Paradoxalement donc, la passion, chez Stendhal, « relève du
mécanisme cérébral » [25], ou plutôt est fatalement entraînée, en la
plupart des personnages du Rouge, exception faite de
Mme de Rênal, à être reprise dans les rets de l’amour de tête ou de
vanité. Bonheur, malheur, agir, pâtir… En définitive, il n’y a que
les intensités, transcendantes à cette notion de
pathos, qui vaillent, ce moment non représentatif de la
sensation, comme l’explique Deleuze, où celle-ci se trouve
« directement en prise sur une puissance vitale qui déborde tous les
domaines et les traverse. Cette puissance, c’est le Rythme, plus
profond que la vision, l’audition, etc. » [26].
Annexe JULIEN.
Une fin
Chacun se
souvient des débuts de Julien Sorel, mais ses dernières heures
méritent aussi l’attention, qui ont inspiré à Stendhal parmi ses
plus belles pages.
L’explication
orageuse avec le marquis qui ouvre ce dernier acte a déjà le
caractère de tout ce qui va suivre : devant un père furieux
d’apprendre que sa fille est enceinte des œuvres du héros, celui-ci
éprouve un sentiment flottant, une sorte d’impossibilité à se sentir
profondément touché par ce qui se passe. La scène a d’ailleurs le
piquant du théâtre et se joue comme un duel, qui annonce celui,
définitif, de la mort, « duel à issue malheureuse ». En attendant ce
couperet, tout est défi, et Julien, diaboliquement joueur, est animé
par un seul désir, plus fort que tous les arguments de rester en
vie : celui de sacrifier ce qu’il croyait lui être le plus cher au
moment où il est sur le point de l’atteindre, son « roman fini »
comme il dit, surenchère qui peut passer pour une renonciation quand
elle est au contraire une apothéose de ce désir.
Tout déconcerte
dans ces derniers moments et c’est ce qui fait la légèreté, la
fraîcheur de ces pages qui pourraient être macabres et ne sont au
contraire qu’un tissu de péripéties. Il n’est pas jusqu’à la
brièveté des chapitres, avec leurs épigraphes plus ou moins
farfelues, qui ne concoure à rompre le fil.

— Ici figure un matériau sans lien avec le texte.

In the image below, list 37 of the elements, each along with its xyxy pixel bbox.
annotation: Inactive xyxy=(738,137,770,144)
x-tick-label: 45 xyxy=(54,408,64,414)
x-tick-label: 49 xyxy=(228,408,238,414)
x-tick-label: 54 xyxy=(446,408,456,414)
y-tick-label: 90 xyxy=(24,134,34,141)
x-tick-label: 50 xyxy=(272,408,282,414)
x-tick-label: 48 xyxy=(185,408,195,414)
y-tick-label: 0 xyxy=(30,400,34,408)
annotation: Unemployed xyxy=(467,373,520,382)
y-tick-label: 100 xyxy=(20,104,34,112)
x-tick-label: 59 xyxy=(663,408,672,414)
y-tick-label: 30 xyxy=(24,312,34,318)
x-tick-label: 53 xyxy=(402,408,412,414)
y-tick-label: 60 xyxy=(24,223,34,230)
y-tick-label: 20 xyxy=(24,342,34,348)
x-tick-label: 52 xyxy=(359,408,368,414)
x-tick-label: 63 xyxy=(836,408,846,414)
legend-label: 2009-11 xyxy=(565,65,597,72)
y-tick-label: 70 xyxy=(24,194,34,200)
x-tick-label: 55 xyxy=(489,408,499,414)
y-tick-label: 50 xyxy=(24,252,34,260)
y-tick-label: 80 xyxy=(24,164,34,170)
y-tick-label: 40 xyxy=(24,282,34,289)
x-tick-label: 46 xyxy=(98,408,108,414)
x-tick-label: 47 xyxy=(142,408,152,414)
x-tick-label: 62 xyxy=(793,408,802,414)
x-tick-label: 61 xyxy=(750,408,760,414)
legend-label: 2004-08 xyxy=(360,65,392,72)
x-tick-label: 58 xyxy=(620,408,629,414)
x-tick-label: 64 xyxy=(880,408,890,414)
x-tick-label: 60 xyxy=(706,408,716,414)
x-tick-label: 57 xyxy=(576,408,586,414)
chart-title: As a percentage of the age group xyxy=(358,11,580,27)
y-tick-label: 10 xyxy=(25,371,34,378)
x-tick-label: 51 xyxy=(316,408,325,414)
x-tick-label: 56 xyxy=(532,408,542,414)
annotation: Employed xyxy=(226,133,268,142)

Dans son affrontement
avec le marquis ou ses entrevues avec sa maîtresse, il passe par la
tête du héros mille mouvements divers et contradictoires : cynisme,
sublime, mélodrame, etc., tout s’agite sans avoir le temps de se
fixer ni de se développer. Le personnage est sous la dictée de
l’instant. Le dénouement avance ainsi à bâtons rompus, de surprises
en imprévus, dans une mobilité de points de vue – dans le
risque. C’est le moyen d’échapper à cet infâme Ennui,
ennemi mortel : se mettre en danger, jouer son rôle aux dés, son
avenir, l’image de soi, etc., c’est ce qui rend la vie palpitante et
la « représentation » féconde, et leur donne le bénéfice renouvelé
des premières fois, d’une virginité qui ressemble à l’innocence.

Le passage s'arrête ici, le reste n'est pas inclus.